Vice-Versa ou la preuve que le latin et la littérature médiévale parle encore aux spectateurs du XXIe siècle.
L'Histoire des sentiments d'une petite fille, d'une période de trouble suite à un déménagement qui déclenche une folle aventure aux tréfonds de la conscience et une fugue de préadolescente.
Question: ça vend du rêve ou c'est un nouveau concept bobo pour justifier l'insolence toujours plus précoce des enfants?
Réponse: ça vend du rêve et met en scène les sentiments à la façon des allégories médiévales qui un corps et un comportement correspondant à ce qu'elles représentent. Sauf que ces allégories ne rencontrent pas le personnage pour l'orienter dans un sens ou dans un autre: elles sont dans sa tête.
Ce qui renoue avec le lieu commun cinématographique et télévisuelle de la tête comme cabine de pilotage gérée par des émotions incarnées. Mais leur interaction avec l'individu et avec des comportements qui parlent vraiment, que l'on peut observer, frappent plus que jamais.
Parmi elles, Joie et Tristesse - dignes des plus beaux poèmes français ( "Toute Liesse défaut, Tous coeurs ont pris par assaut Tristesse et Mélancolie", Eustache Deschamps) - que l'intrigue s'ingéniera à présenter comme
complémentaires.
Le film ne se contente pas de montrer l'intériorité de la jeune fille, d'où le titre (pardon aux non latinistes.)
Vice-versa signifie, dans un sens non littéral, dans un sens et dans l'autre, inversement
Il montre aussi l'intériorité des différents protagonistes, non sans une touche d'humour d'ailleurs.
Mais justement ce titre est mal illustré car l'intériorité de l'héroïne fait hégémonie et écrase littéralement celle des autres personnages, trop peu présent.

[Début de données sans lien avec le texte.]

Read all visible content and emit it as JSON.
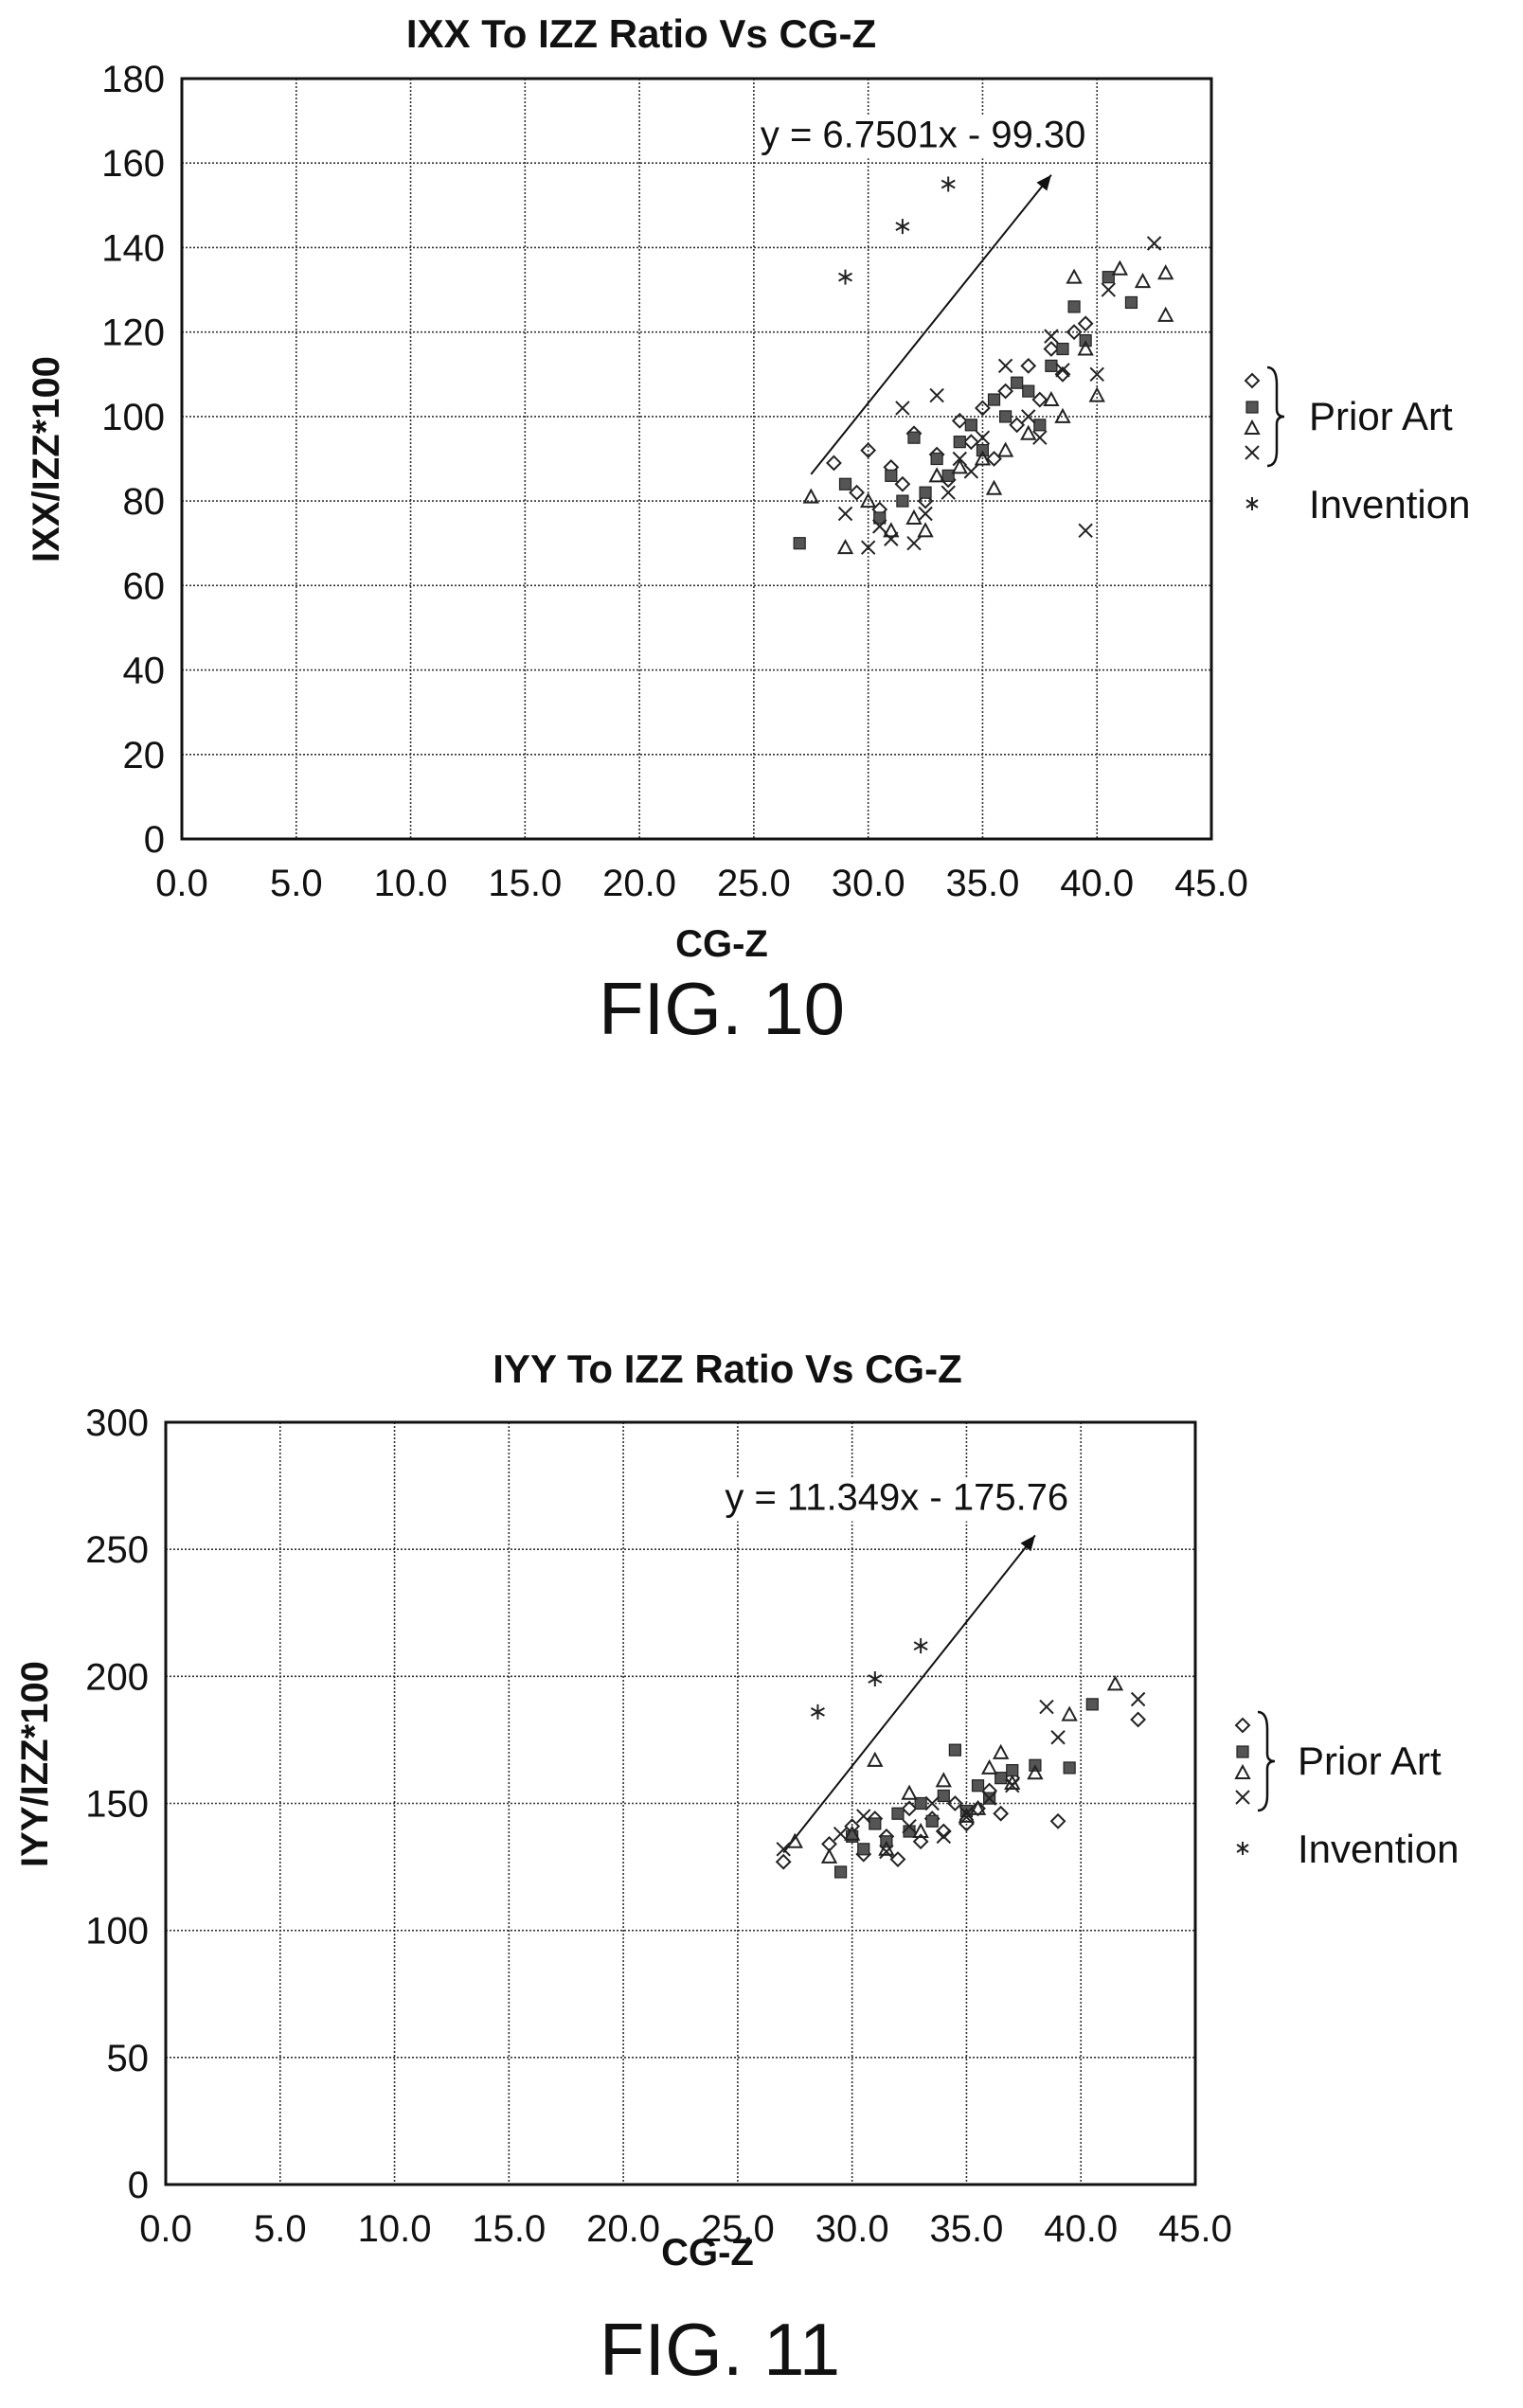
{
  "chart_data": [
    {
      "type": "scatter",
      "title": "IXX To IZZ Ratio Vs CG-Z",
      "xlabel": "CG-Z",
      "ylabel": "IXX/IZZ*100",
      "figure_label": "FIG. 10",
      "xlim": [
        0,
        45
      ],
      "ylim": [
        0,
        180
      ],
      "x_ticks": [
        "0.0",
        "5.0",
        "10.0",
        "15.0",
        "20.0",
        "25.0",
        "30.0",
        "35.0",
        "40.0",
        "45.0"
      ],
      "y_ticks": [
        "0",
        "20",
        "40",
        "60",
        "80",
        "100",
        "120",
        "140",
        "160",
        "180"
      ],
      "grid": true,
      "legend_placement": "right",
      "legend": {
        "group_label": "Prior Art",
        "invention_label": "Invention"
      },
      "trendline": {
        "label": "y = 6.7501x - 99.30",
        "slope": 6.7501,
        "intercept": -99.3,
        "x_range": [
          27.5,
          38
        ]
      },
      "series": [
        {
          "name": "Prior Art",
          "marker": "diamond",
          "x": [
            28.5,
            29.5,
            30.0,
            30.5,
            31.0,
            31.5,
            32.0,
            32.5,
            33.0,
            33.5,
            34.0,
            34.5,
            35.0,
            35.5,
            36.0,
            36.5,
            37.0,
            37.5,
            38.0,
            38.5,
            39.0,
            39.5
          ],
          "y": [
            89,
            82,
            92,
            78,
            88,
            84,
            96,
            80,
            91,
            85,
            99,
            94,
            102,
            90,
            106,
            98,
            112,
            104,
            116,
            110,
            120,
            122
          ]
        },
        {
          "name": "Prior Art",
          "marker": "square",
          "x": [
            27.0,
            29.0,
            30.5,
            31.0,
            31.5,
            32.0,
            32.5,
            33.0,
            33.5,
            34.0,
            34.5,
            35.0,
            35.5,
            36.0,
            36.5,
            37.0,
            37.5,
            38.0,
            38.5,
            39.0,
            39.5,
            40.5,
            41.5
          ],
          "y": [
            70,
            84,
            76,
            86,
            80,
            95,
            82,
            90,
            86,
            94,
            98,
            92,
            104,
            100,
            108,
            106,
            98,
            112,
            116,
            126,
            118,
            133,
            127
          ]
        },
        {
          "name": "Prior Art",
          "marker": "triangle",
          "x": [
            27.5,
            29.0,
            30.0,
            31.0,
            32.0,
            32.5,
            33.0,
            34.0,
            35.0,
            35.5,
            36.0,
            37.0,
            38.0,
            38.5,
            39.0,
            39.5,
            40.0,
            41.0,
            42.0,
            43.0,
            43.0
          ],
          "y": [
            81,
            69,
            80,
            73,
            76,
            73,
            86,
            88,
            90,
            83,
            92,
            96,
            104,
            100,
            133,
            116,
            105,
            135,
            132,
            134,
            124
          ]
        },
        {
          "name": "Prior Art",
          "marker": "x",
          "x": [
            29.0,
            30.0,
            30.5,
            31.0,
            31.5,
            32.0,
            32.5,
            33.0,
            33.5,
            34.0,
            34.5,
            35.0,
            36.0,
            37.0,
            37.5,
            38.0,
            38.5,
            39.5,
            40.0,
            40.5,
            42.5
          ],
          "y": [
            77,
            69,
            74,
            71,
            102,
            70,
            77,
            105,
            82,
            90,
            87,
            95,
            112,
            100,
            95,
            119,
            111,
            73,
            110,
            130,
            141
          ]
        },
        {
          "name": "Invention",
          "marker": "asterisk",
          "x": [
            29.0,
            31.5,
            33.5
          ],
          "y": [
            133,
            145,
            155
          ]
        }
      ]
    },
    {
      "type": "scatter",
      "title": "IYY To IZZ Ratio Vs CG-Z",
      "xlabel": "CG-Z",
      "ylabel": "IYY/IZZ*100",
      "figure_label": "FIG. 11",
      "xlim": [
        0,
        45
      ],
      "ylim": [
        0,
        300
      ],
      "x_ticks": [
        "0.0",
        "5.0",
        "10.0",
        "15.0",
        "20.0",
        "25.0",
        "30.0",
        "35.0",
        "40.0",
        "45.0"
      ],
      "y_ticks": [
        "0",
        "50",
        "100",
        "150",
        "200",
        "250",
        "300"
      ],
      "grid": true,
      "legend_placement": "right",
      "legend": {
        "group_label": "Prior Art",
        "invention_label": "Invention"
      },
      "trendline": {
        "label": "y = 11.349x - 175.76",
        "slope": 11.349,
        "intercept": -175.76,
        "x_range": [
          27,
          38
        ]
      },
      "series": [
        {
          "name": "Prior Art",
          "marker": "diamond",
          "x": [
            27.0,
            29.0,
            30.0,
            30.5,
            31.0,
            31.5,
            32.0,
            32.5,
            33.0,
            33.5,
            34.0,
            34.5,
            35.0,
            35.5,
            36.0,
            36.5,
            37.0,
            39.0,
            42.5
          ],
          "y": [
            127,
            134,
            141,
            130,
            144,
            137,
            128,
            148,
            135,
            144,
            139,
            150,
            142,
            148,
            155,
            146,
            160,
            143,
            183
          ]
        },
        {
          "name": "Prior Art",
          "marker": "square",
          "x": [
            29.5,
            30.0,
            30.5,
            31.0,
            31.5,
            32.0,
            32.5,
            33.0,
            33.5,
            34.0,
            34.5,
            35.0,
            35.5,
            36.0,
            36.5,
            37.0,
            38.0,
            39.5,
            40.5
          ],
          "y": [
            123,
            137,
            132,
            142,
            135,
            146,
            139,
            150,
            143,
            153,
            171,
            147,
            157,
            152,
            160,
            163,
            165,
            164,
            189
          ]
        },
        {
          "name": "Prior Art",
          "marker": "triangle",
          "x": [
            27.5,
            29.0,
            30.0,
            31.0,
            31.5,
            32.5,
            33.0,
            34.0,
            35.0,
            35.5,
            36.0,
            36.5,
            37.0,
            38.0,
            39.5,
            41.5
          ],
          "y": [
            135,
            129,
            138,
            167,
            132,
            154,
            139,
            159,
            145,
            148,
            164,
            170,
            158,
            162,
            185,
            197
          ]
        },
        {
          "name": "Prior Art",
          "marker": "x",
          "x": [
            27.0,
            29.5,
            30.5,
            31.5,
            32.5,
            33.5,
            34.0,
            35.0,
            36.0,
            37.0,
            38.5,
            39.0,
            42.5
          ],
          "y": [
            132,
            138,
            145,
            131,
            141,
            150,
            137,
            146,
            152,
            157,
            188,
            176,
            191
          ]
        },
        {
          "name": "Invention",
          "marker": "asterisk",
          "x": [
            28.5,
            31.0,
            33.0
          ],
          "y": [
            186,
            199,
            212
          ]
        }
      ]
    }
  ]
}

L'individualisme ambiant, sans doute. C'est bien dommage car les scènes de rencontre entre les diverses intériorités sont les meilleurs moment du film d'animation.
De même, si Docter choisit de mettre en scène des allégories sentimentales, il les prend par trop au pied de la lettre, ce qui sert le rire et la dramatisation mais qui gêne la symbolique. Par exemple, Tristesse est présenté comme le marginal de la cour de récré à réconcilier avec les autres et prends tous les traits de ce personnage qui n'est pas forcément tristesse mais anticonformisme. De même, Joie apparaît comme la meneuse de bande: elle se confond avec le charisme et le désir de plaire.
En conclusion, un très beau film d'animation qui parle à tous, petits et grands, livrent de très belles émotions mais reste trop axé sur l'individu.